February 21, 2026 | Confident AI Docs

We Need to Talk. In Code.

TGIF! Thank god it’s features, here’s what we shipped this week:

Big week for the org-anized among us. Multi-turn evals go code-first, Vercel joins the family, and prompts finally get the observability they deserve.

Added

Code-Based Multi-Turn Evals - Introducing ConversationalTestCase for your codebase. All the power of multi-turn evaluation, now programmable. Time to have the talk with your chatbot—in code.
Vercel AI SDK Integration - Next.js devs, rejoice! Native integration with Vercel’s AI SDK means you can trace and evaluate your ai package calls with zero friction. Ship fast, eval faster.
Transformers on Retrievers & Tools - Transformers aren’t just for AI connection outputs anymore.

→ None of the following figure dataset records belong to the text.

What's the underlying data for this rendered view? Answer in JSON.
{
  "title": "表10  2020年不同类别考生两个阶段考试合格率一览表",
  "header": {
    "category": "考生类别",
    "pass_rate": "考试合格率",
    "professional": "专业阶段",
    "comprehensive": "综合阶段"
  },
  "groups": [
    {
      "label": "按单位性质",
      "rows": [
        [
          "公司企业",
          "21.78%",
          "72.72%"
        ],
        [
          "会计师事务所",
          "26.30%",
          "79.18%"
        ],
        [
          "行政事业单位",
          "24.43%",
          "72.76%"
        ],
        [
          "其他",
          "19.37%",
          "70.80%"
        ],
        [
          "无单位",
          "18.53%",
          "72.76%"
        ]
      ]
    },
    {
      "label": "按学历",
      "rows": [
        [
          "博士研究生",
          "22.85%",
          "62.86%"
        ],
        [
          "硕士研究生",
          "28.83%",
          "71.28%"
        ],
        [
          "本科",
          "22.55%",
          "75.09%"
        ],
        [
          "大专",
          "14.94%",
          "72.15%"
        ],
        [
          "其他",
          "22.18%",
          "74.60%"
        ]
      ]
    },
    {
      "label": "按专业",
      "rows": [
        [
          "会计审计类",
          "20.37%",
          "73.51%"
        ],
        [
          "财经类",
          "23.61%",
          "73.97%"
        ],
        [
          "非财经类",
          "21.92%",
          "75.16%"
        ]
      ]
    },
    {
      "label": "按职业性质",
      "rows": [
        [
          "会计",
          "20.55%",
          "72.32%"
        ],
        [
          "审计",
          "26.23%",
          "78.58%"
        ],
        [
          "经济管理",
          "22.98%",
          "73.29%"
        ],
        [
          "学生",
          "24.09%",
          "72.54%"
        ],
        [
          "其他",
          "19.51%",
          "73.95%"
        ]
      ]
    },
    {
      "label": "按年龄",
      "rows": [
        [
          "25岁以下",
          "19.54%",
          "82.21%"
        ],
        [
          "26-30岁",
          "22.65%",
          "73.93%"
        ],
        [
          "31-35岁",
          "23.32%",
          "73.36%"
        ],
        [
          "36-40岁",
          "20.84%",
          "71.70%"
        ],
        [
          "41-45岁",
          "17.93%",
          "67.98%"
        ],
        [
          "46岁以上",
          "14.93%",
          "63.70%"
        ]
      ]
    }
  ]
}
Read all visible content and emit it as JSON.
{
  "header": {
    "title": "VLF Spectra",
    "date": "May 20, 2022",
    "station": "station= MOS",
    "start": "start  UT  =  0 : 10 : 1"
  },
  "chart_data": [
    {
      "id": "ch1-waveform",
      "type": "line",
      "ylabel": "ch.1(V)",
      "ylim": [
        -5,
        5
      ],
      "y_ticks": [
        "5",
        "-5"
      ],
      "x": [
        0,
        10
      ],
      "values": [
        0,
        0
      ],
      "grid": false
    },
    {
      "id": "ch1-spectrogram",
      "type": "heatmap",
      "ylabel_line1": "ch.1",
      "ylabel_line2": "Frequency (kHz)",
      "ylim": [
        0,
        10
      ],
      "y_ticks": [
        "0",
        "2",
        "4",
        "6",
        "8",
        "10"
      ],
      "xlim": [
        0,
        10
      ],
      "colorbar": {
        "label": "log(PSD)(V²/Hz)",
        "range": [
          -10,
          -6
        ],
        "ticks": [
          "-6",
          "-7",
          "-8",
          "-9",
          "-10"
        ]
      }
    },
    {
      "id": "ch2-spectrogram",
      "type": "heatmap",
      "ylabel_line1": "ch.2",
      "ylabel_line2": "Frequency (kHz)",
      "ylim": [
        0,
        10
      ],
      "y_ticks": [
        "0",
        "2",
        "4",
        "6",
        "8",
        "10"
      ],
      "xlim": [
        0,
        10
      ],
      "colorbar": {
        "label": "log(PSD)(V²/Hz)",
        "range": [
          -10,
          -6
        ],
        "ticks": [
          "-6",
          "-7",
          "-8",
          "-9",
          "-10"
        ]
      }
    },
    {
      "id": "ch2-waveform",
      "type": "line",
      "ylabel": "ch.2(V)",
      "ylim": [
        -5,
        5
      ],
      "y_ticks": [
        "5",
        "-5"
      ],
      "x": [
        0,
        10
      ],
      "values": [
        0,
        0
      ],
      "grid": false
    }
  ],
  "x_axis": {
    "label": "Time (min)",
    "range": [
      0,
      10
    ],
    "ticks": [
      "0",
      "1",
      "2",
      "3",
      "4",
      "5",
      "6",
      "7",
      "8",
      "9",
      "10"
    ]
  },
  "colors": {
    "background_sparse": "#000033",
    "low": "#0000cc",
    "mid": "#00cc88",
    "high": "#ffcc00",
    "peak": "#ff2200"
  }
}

Reshape retriever outputs and tool calls before evaluation. Your agentic RAG pipeline called—it wants its custom parsing back.
Organization-Wide Metrics - Define metrics at the org level and share them across all your teams. No more “wait, which faithfulness config are we using?” Standardize once, evaluate everywhere.

Changed

Prompt Observability - Track which prompts are running in production, when they were swapped, and how performance changed. Finally, prompt feedback on your prompts.